Warga Palestina Serentak Gelar Salat Gaib untuk Awak KRI Nanggala-402

Tragedi yang dialami kapal selam KRI Nanggala-402 mendapat perhatian luas. Tak kurang masyarakat Gaza, di Palestina turut berbelasungkawa atas kejadian ini.

Diaspora Indonesia yang berada di Gaza, Abdillah Onim menceritakan bagaimana warga Gaza merasakan kepedihan akibat tragedi ini. Ratusan warga pun serentak melakukan salat Gaib bagi 53 orang yang berada di KRI Nanggala-402.

“Pada hari Minggu 25 April 2021, telepon saya berdering dan menyampaikan bela sungkawa atas musibah menimpa prajurit kebanggaan negara Indonesia, tenggalamnya kapal selam KRI Nanggale yaitu seorang ulama senior di Palestina. Beliau pun menyampaikan segera berkoordinasi untuk mengadakan salat gaib dan doa bersama, sebagai bentuk solidaritas muslim di Palestina, dan duka mendalam atas musibah menimpa Indonesia,” ujar Abdillah Onim, dalam keterangan yang diterima Medcom.id, Senin 26 April 2021.

“Bertempat di Madrasah lil Banat kota Jabalia Gaza Utara, Palestina. Usai salat Ashar ratusan warga mulai berkumpul baik pria maupun wanita, anak-anak maupun dewasa, guru dan ulama serta tim media dan juga para penghafal Alquran. Kehadiran mereka dalam rangka ikut salat gaib sebagai bentuk duka cita, sebagai bentuk solidaritas, sebagai bentuk kecintaan mereka terhadap rakyat dan negara Indonesia,” imbuh WNI yang biasa disaba Bang Onim ini.

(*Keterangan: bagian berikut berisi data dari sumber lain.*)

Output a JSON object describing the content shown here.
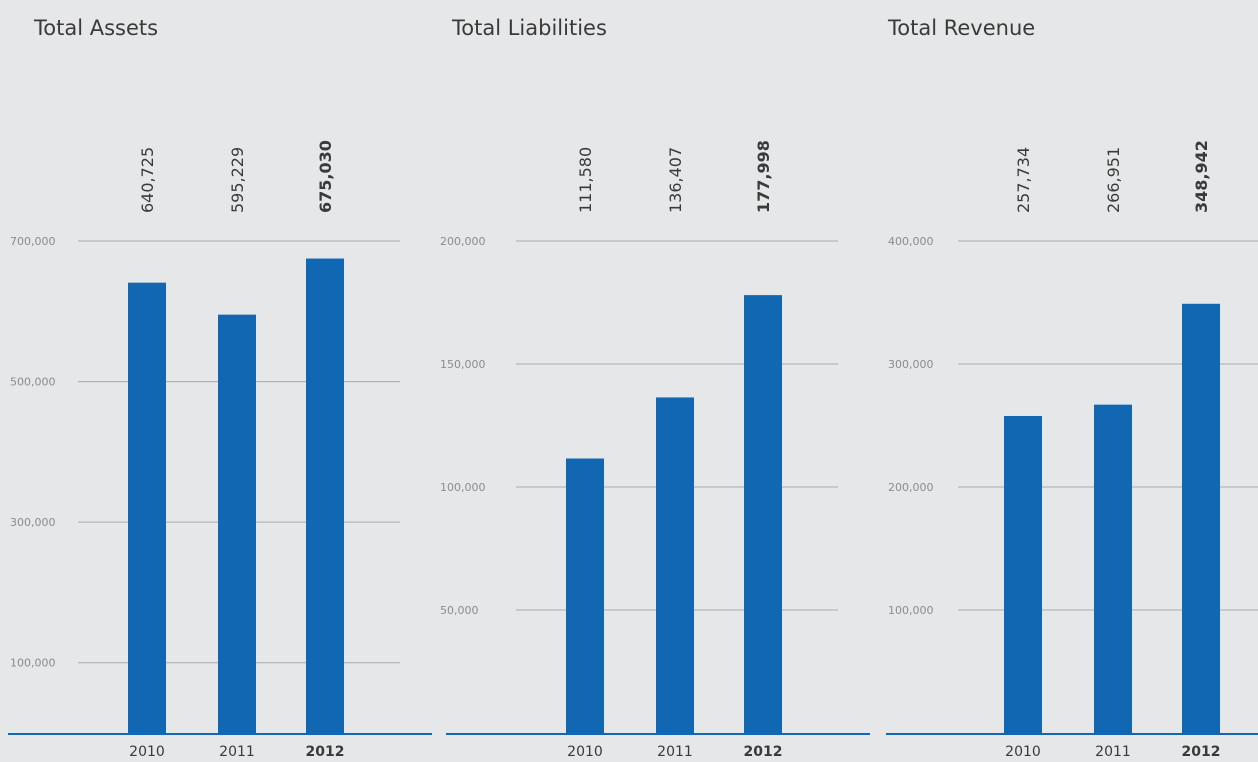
{
  "chart_data": [
    {
      "type": "bar",
      "title": "Total Assets",
      "categories": [
        "2010",
        "2011",
        "2012"
      ],
      "highlight_category": "2012",
      "values": [
        640725,
        595229,
        675030
      ],
      "value_labels": [
        "640,725",
        "595,229",
        "675,030"
      ],
      "y_ticks": [
        100000,
        300000,
        500000,
        700000
      ],
      "y_tick_labels": [
        "100,000",
        "300,000",
        "500,000",
        "700,000"
      ],
      "xlabel": "",
      "ylabel": "",
      "grid": true
    },
    {
      "type": "bar",
      "title": "Total Liabilities",
      "categories": [
        "2010",
        "2011",
        "2012"
      ],
      "highlight_category": "2012",
      "values": [
        111580,
        136407,
        177998
      ],
      "value_labels": [
        "111,580",
        "136,407",
        "177,998"
      ],
      "y_ticks": [
        50000,
        100000,
        150000,
        200000
      ],
      "y_tick_labels": [
        "50,000",
        "100,000",
        "150,000",
        "200,000"
      ],
      "xlabel": "",
      "ylabel": "",
      "grid": true
    },
    {
      "type": "bar",
      "title": "Total Revenue",
      "categories": [
        "2010",
        "2011",
        "2012"
      ],
      "highlight_category": "2012",
      "values": [
        257734,
        266951,
        348942
      ],
      "value_labels": [
        "257,734",
        "266,951",
        "348,942"
      ],
      "y_ticks": [
        100000,
        200000,
        300000,
        400000
      ],
      "y_tick_labels": [
        "100,000",
        "200,000",
        "300,000",
        "400,000"
      ],
      "xlabel": "",
      "ylabel": "",
      "grid": true
    }
  ],
  "colors": {
    "bar": "#1267b2",
    "baseline": "#1267b2",
    "background": "#e6e7e8",
    "gridline": "#a9abad",
    "tick_label": "#8a8c8e",
    "text": "#3a3a3a"
  }
}
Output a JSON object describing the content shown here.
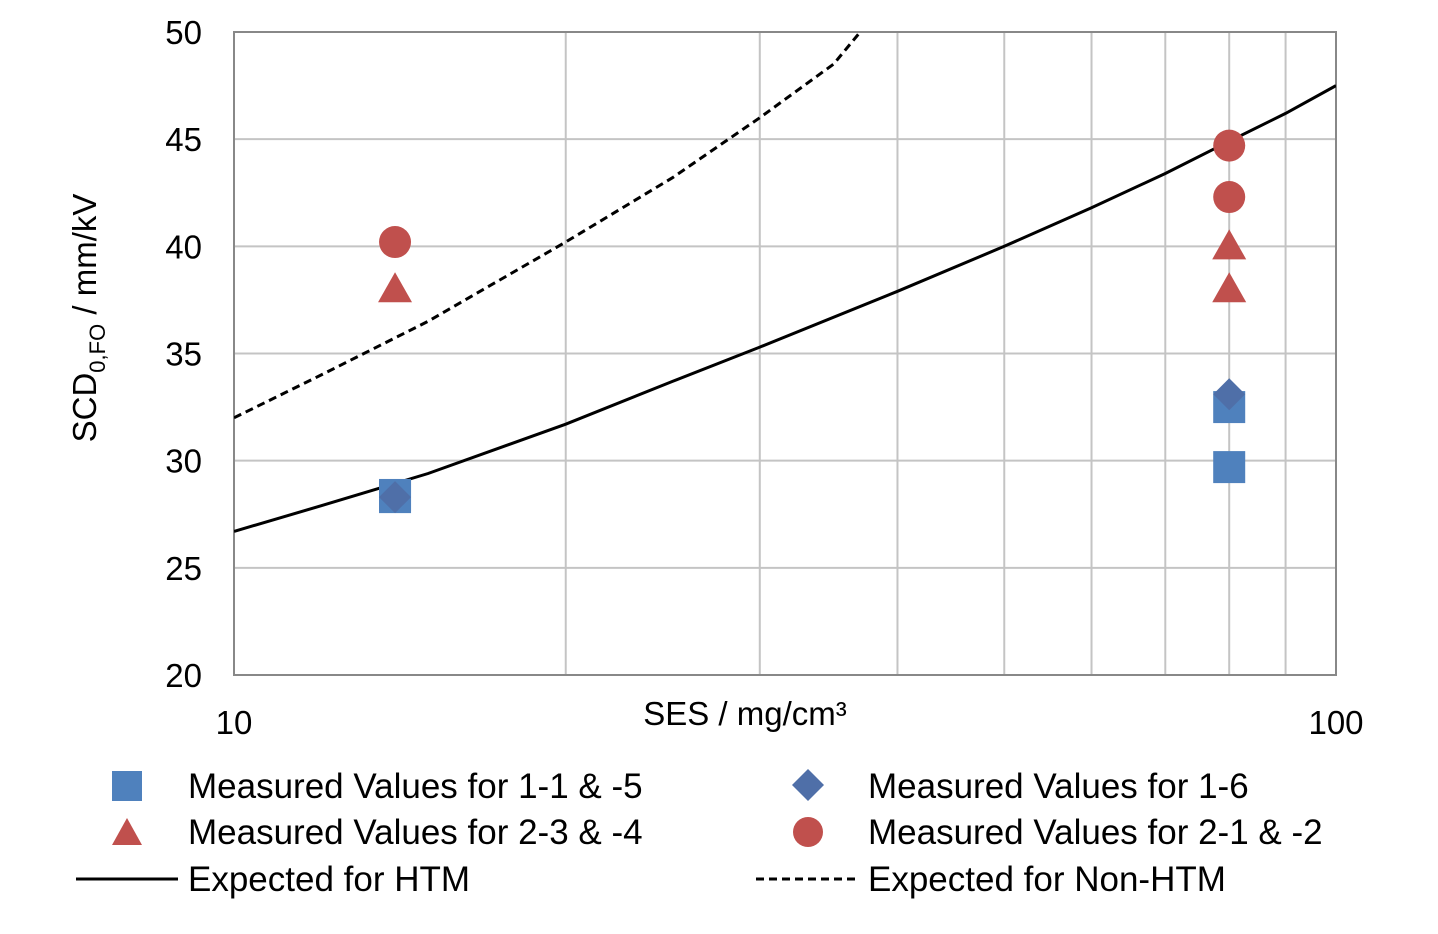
{
  "chart_data": {
    "type": "scatter",
    "title": "",
    "x_scale": "log",
    "xlim": [
      10,
      100
    ],
    "ylim": [
      20,
      50
    ],
    "xlabel": "SES / mg/cm³",
    "ylabel_main": "SCD",
    "ylabel_sub": "0,FO",
    "ylabel_rest": " / mm/kV",
    "x_ticks": [
      "10",
      "100"
    ],
    "y_ticks": [
      "20",
      "25",
      "30",
      "35",
      "40",
      "45",
      "50"
    ],
    "grid": true,
    "colors": {
      "square": "#4f81bd",
      "diamond": "#4f6fa8",
      "red": "#c0504d",
      "line": "#000000"
    },
    "series": [
      {
        "name": "Measured Values for 1-1 & -5",
        "marker": "square",
        "x": [
          14,
          14,
          80,
          80
        ],
        "y": [
          28.3,
          28.4,
          32.5,
          29.7
        ]
      },
      {
        "name": "Measured Values for 1-6",
        "marker": "diamond",
        "x": [
          14,
          80
        ],
        "y": [
          28.3,
          33.1
        ]
      },
      {
        "name": "Measured Values for 2-3 & -4",
        "marker": "triangle",
        "x": [
          14,
          80,
          80
        ],
        "y": [
          38,
          40,
          38
        ]
      },
      {
        "name": "Measured Values for 2-1 & -2",
        "marker": "circle",
        "x": [
          14,
          80,
          80
        ],
        "y": [
          40.2,
          44.7,
          42.3
        ]
      },
      {
        "name": "Expected for HTM",
        "style": "solid",
        "x": [
          10,
          12,
          15,
          20,
          25,
          30,
          40,
          50,
          60,
          70,
          80,
          90,
          100
        ],
        "y": [
          26.7,
          27.9,
          29.4,
          31.7,
          33.7,
          35.3,
          37.9,
          40.0,
          41.8,
          43.4,
          44.9,
          46.2,
          47.5
        ]
      },
      {
        "name": "Expected for Non-HTM",
        "style": "dashed",
        "x": [
          10,
          12,
          15,
          20,
          25,
          30,
          35,
          37
        ],
        "y": [
          32.0,
          34.0,
          36.5,
          40.2,
          43.2,
          46.0,
          48.5,
          50.0
        ]
      }
    ]
  }
}
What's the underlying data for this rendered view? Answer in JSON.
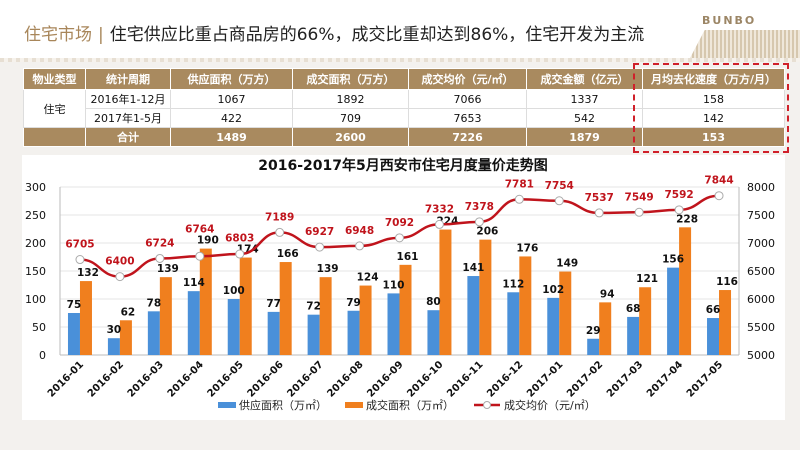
{
  "header": {
    "section": "住宅市场",
    "separator": "|",
    "headline": "住宅供应比重占商品房的66%，成交比重却达到86%，住宅开发为主流",
    "logo": "BUNBO"
  },
  "table": {
    "columns": [
      "物业类型",
      "统计周期",
      "供应面积（万方）",
      "成交面积（万方）",
      "成交均价（元/㎡）",
      "成交金额（亿元）",
      "月均去化速度（万方/月）"
    ],
    "type": "住宅",
    "rows": [
      [
        "2016年1-12月",
        "1067",
        "1892",
        "7066",
        "1337",
        "158"
      ],
      [
        "2017年1-5月",
        "422",
        "709",
        "7653",
        "542",
        "142"
      ]
    ],
    "total": [
      "合计",
      "1489",
      "2600",
      "7226",
      "1879",
      "153"
    ],
    "highlight_color": "#d0202a"
  },
  "chart_data": {
    "type": "bar+line",
    "title": "2016-2017年5月西安市住宅月度量价走势图",
    "categories": [
      "2016-01",
      "2016-02",
      "2016-03",
      "2016-04",
      "2016-05",
      "2016-06",
      "2016-07",
      "2016-08",
      "2016-09",
      "2016-10",
      "2016-11",
      "2016-12",
      "2017-01",
      "2017-02",
      "2017-03",
      "2017-04",
      "2017-05"
    ],
    "series": [
      {
        "name": "供应面积（万㎡）",
        "type": "bar",
        "axis": "left",
        "color": "#4a90d9",
        "values": [
          75,
          30,
          78,
          114,
          100,
          77,
          72,
          79,
          110,
          80,
          141,
          112,
          102,
          29,
          68,
          156,
          66
        ]
      },
      {
        "name": "成交面积（万㎡）",
        "type": "bar",
        "axis": "left",
        "color": "#f07f1e",
        "values": [
          132,
          62,
          139,
          190,
          174,
          166,
          139,
          124,
          161,
          224,
          206,
          176,
          149,
          94,
          121,
          228,
          116
        ]
      },
      {
        "name": "成交均价（元/㎡）",
        "type": "line",
        "axis": "right",
        "color": "#c0141c",
        "values": [
          6705,
          6400,
          6724,
          6764,
          6803,
          7189,
          6927,
          6948,
          7092,
          7332,
          7378,
          7781,
          7754,
          7537,
          7549,
          7592,
          7844
        ]
      }
    ],
    "y_left": {
      "min": 0,
      "max": 300,
      "ticks": [
        "0",
        "50",
        "100",
        "150",
        "200",
        "250",
        "300"
      ]
    },
    "y_right": {
      "min": 5000,
      "max": 8000,
      "ticks": [
        "5000",
        "5500",
        "6000",
        "6500",
        "7000",
        "7500",
        "8000"
      ]
    },
    "grid": true,
    "legend": "bottom"
  }
}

Pria yang dikenal sebagai aktivis kemanusiaan di Palestina itu menambahkan, selaku imam salat Gaib adalah DR.Emad Maqat (dosen pasca sarjana jurusan fiqih dan hadits). Usai imami salat gaib, Maqat atas nama rakyat Palestina menyampaikan belasungkawa.

“Kita hadir disini dalam rangka salat Gaib dan berdoa, kita semua turut berduka cita atas musibah menimpa saudara kita di Indonesia, negara yang selama ini selalu berada dengan rakyat Palestina. Semoga ke 53 prajurit yang gugur ditempatkan di surga bersama para Anbiya, diterima amal kebaikan dan dimaafkan semua dosa,” ujar DR.Emad Maqat.

“Kita yakin bahwa barang siapa yang wafat akibat tenggelam maka termasuk golongan gugur dalam kesyahidan, mari kita tundukkan hati kita dengan penu khuyuk mendoakan arwah para pahlawan kapal selam KRI Nanggala-402, himbau DR.Emad kepada para jamaah.

Onim pun menyebutkan, seusai salat para jamaah menghampirinya dan mengucapkan ucapan duka. “Satu persatu para jamaah menghampiri saya, dengan penuh duka mereka menyampaikan belasungkawa atas nama pribadi dan atas nama masyarakat Palestina,” sebut bang Onim.

Warga Palestina Serentak Gelar Salat Gaib untuk Awak KRI Nanggala-402
Doa untuk awak KRI Nanggala-402. Foto: Abdillah Onim

Demikian juga mewakili perempuan Palestina, Huda Ied seorang guru di Daarul Qur’an cabang Gaza. Huda mengatakan, atas nama Daarul Qur’an cabang Gaza dan mewakili Muslimah Palestina menyampaikan duka cita dan berbelasungkawa kepada para korban semoga diampuni dosa dan diterima amal ibadah. “Kepada para istri yang ditinggal kami menyampaikan duka cita,” ucapnya.